A Stabilized Trace FEM for Surface Cahn--Hilliard Equations: Analysis and Simulations

TL;DR

This paper introduces a stabilized trace finite element method combined with an implicit-explicit scheme for solving surface Cahn--Hilliard equations, providing stability analysis, error estimates, and numerical validation on various surfaces.

Contribution

It develops a novel stabilized trace FEM approach with proven stability, optimal error estimates, and demonstrates its effectiveness through comprehensive numerical experiments.

Findings

The method is unconditionally stable with an energy dissipation law.

Optimal-order error estimates are derived for the scheme.

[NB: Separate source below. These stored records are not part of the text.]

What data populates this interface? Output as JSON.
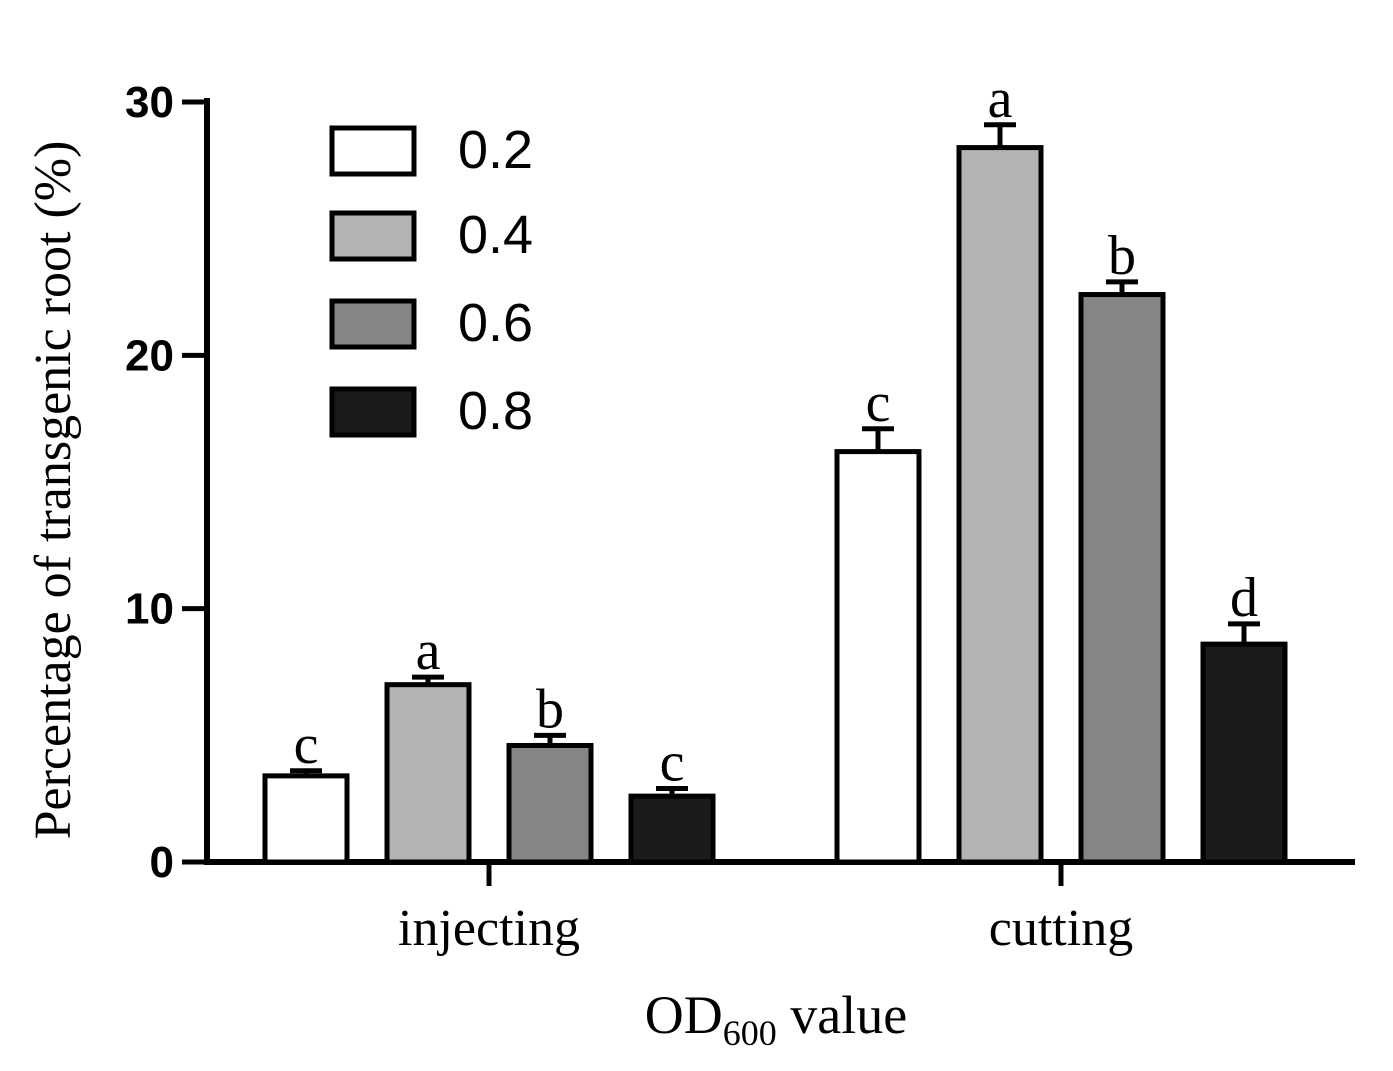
{
  "chart_data": {
    "type": "bar",
    "title": "",
    "xlabel": "OD",
    "xlabel_subscript": "600",
    "xlabel_suffix": " value",
    "ylabel": "Percentage of transgenic root (%)",
    "ylim": [
      0,
      30
    ],
    "yticks": [
      0,
      10,
      20,
      30
    ],
    "ytick_labels": [
      "0",
      "10",
      "20",
      "30"
    ],
    "categories": [
      "injecting",
      "cutting"
    ],
    "legend_position": "top-left",
    "series": [
      {
        "name": "0.2",
        "color": "#ffffff",
        "values": [
          3.4,
          16.2
        ],
        "errors": [
          0.2,
          0.9
        ],
        "letters": [
          "c",
          "c"
        ]
      },
      {
        "name": "0.4",
        "color": "#b3b3b3",
        "values": [
          7.0,
          28.2
        ],
        "errors": [
          0.3,
          0.9
        ],
        "letters": [
          "a",
          "a"
        ]
      },
      {
        "name": "0.6",
        "color": "#858585",
        "values": [
          4.6,
          22.4
        ],
        "errors": [
          0.4,
          0.5
        ],
        "letters": [
          "b",
          "b"
        ]
      },
      {
        "name": "0.8",
        "color": "#1a1a1a",
        "values": [
          2.6,
          8.6
        ],
        "errors": [
          0.3,
          0.8
        ],
        "letters": [
          "c",
          "d"
        ]
      }
    ]
  }
}
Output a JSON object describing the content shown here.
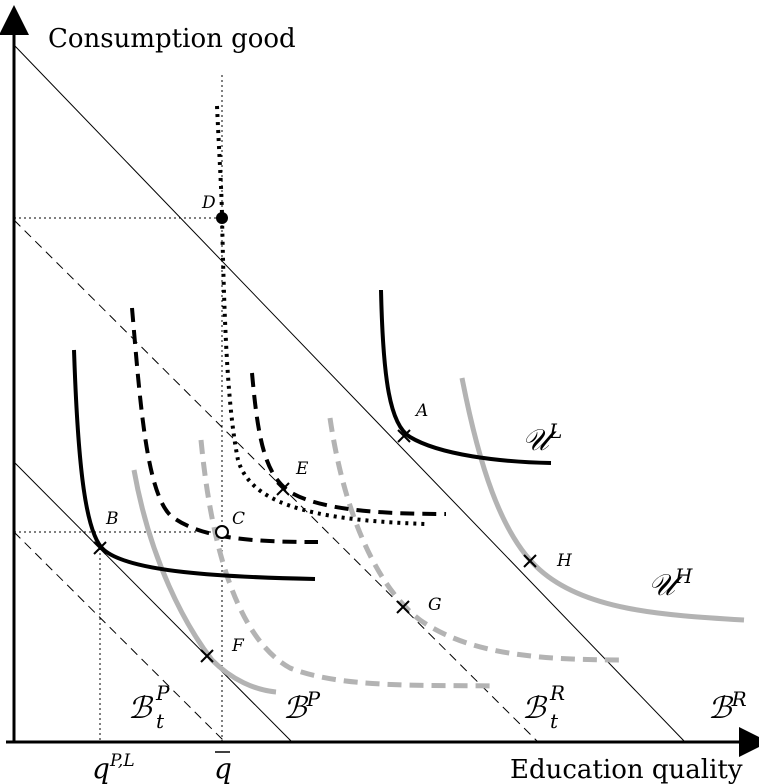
{
  "axes": {
    "y_label": "Consumption good",
    "x_label": "Education quality",
    "tick_q_pl": "q",
    "tick_q_pl_sup": "P,L",
    "tick_q_bar": "q"
  },
  "points": {
    "A": "A",
    "B": "B",
    "C": "C",
    "D": "D",
    "E": "E",
    "F": "F",
    "G": "G",
    "H": "H"
  },
  "curve_labels": {
    "U_L": "𝒰",
    "U_L_sup": "L",
    "U_H": "𝒰",
    "U_H_sup": "H",
    "B_R": "ℬ",
    "B_R_sup": "R",
    "B_P": "ℬ",
    "B_P_sup": "P",
    "B_t_R": "ℬ",
    "B_t_R_sup": "R",
    "B_t_R_sub": "t",
    "B_t_P": "ℬ",
    "B_t_P_sup": "P",
    "B_t_P_sub": "t"
  },
  "colors": {
    "black": "#000000",
    "gray": "#b3b3b3"
  }
}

Numerical experiments confirm robustness and convergence on different surfaces.

Abstract

This paper addresses the analysis and numerical assessment of a computational method for solving the Cahn--Hilliard equation defined on a surface. The proposed approach combines the stabilized trace finite element method for spatial discretization with an implicit--explicit scheme for temporal discretization. The method belongs to a class of unfitted finite element methods that use a fixed background mesh and a level-set function for implicit surface representation. We establish the numerical stability of the discrete problem by showing a suitable energy dissipation law for it. We further derive optimal-order error estimates assuming simplicial background meshes and finite element spaces of order $m \geq 1$. The effectiveness of the method is demonstrated through numerical experiments on several two-dimensional closed surfaces, confirming the theoretical results and illustrating the robustness and convergence properties of the scheme.